Many drummers set the goal of becoming full-time studio drummers. It’s very rare that someone has a full-time job as a professional studio drummer these days. Back in the 1970’s drummers, such as John “JR” Robinson, Steve Gadd, and Jim Keltner were busy drumming for television commercials, television soundtracks, movie soundtracks, and top artists. Studio drumming work is still available, but not nearly as much as it was 20 or 30 years ago.
Nowadays, many professional studio drummers, such as myself, do recording sessions with local artists. Making a good sounding recording is very affordable for a singer/songwriter.
Here are some tips that I picked up from the Drumming System (affiliate link) and mistakes I have made:
- Live drumming and studio drumming are two completely different animals. With recording, you can listen back to what you did. There is a final product forever.

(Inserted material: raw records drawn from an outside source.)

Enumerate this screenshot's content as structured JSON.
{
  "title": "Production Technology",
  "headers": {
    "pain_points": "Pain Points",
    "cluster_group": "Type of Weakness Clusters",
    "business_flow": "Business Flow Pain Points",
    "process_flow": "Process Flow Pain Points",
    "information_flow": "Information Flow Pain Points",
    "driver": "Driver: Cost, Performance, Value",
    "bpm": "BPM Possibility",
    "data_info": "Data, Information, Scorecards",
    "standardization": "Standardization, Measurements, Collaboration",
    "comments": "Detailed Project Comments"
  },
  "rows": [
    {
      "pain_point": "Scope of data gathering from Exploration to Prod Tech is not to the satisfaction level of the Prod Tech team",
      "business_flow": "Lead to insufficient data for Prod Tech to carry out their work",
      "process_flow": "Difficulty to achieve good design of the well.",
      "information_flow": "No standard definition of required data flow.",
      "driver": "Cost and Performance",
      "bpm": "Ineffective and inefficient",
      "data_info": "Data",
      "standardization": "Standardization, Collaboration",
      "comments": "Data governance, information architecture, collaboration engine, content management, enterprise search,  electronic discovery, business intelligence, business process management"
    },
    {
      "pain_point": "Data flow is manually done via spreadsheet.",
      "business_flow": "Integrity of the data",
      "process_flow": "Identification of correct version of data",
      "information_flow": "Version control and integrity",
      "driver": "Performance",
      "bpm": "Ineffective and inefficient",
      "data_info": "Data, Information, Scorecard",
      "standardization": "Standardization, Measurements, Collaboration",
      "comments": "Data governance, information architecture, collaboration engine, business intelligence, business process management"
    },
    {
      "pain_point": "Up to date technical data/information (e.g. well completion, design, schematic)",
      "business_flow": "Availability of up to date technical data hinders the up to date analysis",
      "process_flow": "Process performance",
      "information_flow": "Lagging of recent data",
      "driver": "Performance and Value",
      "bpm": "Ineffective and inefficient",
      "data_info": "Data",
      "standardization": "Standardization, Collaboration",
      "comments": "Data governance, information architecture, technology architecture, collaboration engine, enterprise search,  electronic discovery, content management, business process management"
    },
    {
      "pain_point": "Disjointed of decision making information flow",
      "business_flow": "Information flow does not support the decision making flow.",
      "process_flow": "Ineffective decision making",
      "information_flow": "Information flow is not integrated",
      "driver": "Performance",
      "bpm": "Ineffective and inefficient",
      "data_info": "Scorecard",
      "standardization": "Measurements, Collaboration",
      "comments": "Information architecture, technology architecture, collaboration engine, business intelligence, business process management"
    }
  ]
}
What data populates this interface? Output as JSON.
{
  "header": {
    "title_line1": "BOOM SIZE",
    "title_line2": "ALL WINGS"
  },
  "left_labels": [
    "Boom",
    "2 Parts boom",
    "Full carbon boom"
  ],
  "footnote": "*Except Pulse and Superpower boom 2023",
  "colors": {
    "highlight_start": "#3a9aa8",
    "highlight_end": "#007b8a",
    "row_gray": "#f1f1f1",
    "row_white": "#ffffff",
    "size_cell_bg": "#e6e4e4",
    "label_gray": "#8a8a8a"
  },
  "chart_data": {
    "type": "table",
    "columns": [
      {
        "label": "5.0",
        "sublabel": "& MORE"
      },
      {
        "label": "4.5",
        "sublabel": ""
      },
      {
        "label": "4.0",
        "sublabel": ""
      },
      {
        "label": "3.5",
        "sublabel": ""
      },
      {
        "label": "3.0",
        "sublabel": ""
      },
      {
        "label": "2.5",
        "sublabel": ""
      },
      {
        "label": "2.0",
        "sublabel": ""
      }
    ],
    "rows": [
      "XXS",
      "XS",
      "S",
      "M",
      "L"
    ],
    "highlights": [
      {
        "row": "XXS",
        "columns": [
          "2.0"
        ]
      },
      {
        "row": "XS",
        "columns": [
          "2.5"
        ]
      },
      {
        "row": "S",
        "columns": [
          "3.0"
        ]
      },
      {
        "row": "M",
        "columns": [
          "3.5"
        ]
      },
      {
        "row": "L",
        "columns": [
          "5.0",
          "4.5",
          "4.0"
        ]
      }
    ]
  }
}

- Unlike live playing, you’re alone in a silent room.The microphones are highly sensitive (even to an air conditioner in the room or garbage truck outside). If other people are with you, it’s important for them to stay quiet when the microphones are on.
- Recording sessions can be full of stress and pressure. There is no time to waste in a studio. Most studios charge by the hour.
- It’s important for you to relax. You don’t want to sound rigid and tight. Also, you have to be able to comfortably play along with a click track at a variety of tempos.
- Be prepared with your music.
- Whether or not you have a top of the line drum set, get brand new heads (top and bottom). If not, it will be a waste of time. Tune your heads perfectly to the style you are playing.
- Set up your equipment so microphones can be placed on your drums.
- Bring extra muffling, tape, extra drum heads, towels, and drum keys.
- Bring an extra snare drum or two. You have no clue what your snare drum will sound like in the studio. Many of the top studios have a whole library of snare drums for you to choose from that include wood, steel, brass, copper, and snare drums of different depths.
- Strive for perfection, but be patient with yourself.
- Cooperate with the engineer. The engineer is trying to get the best possible drum sound.
- Have great attitude and give it your best. A job well done in the studio may lead to you getting more live work from the person that hired you.
- Know that as time goes on, you will get better and better at studio drumming.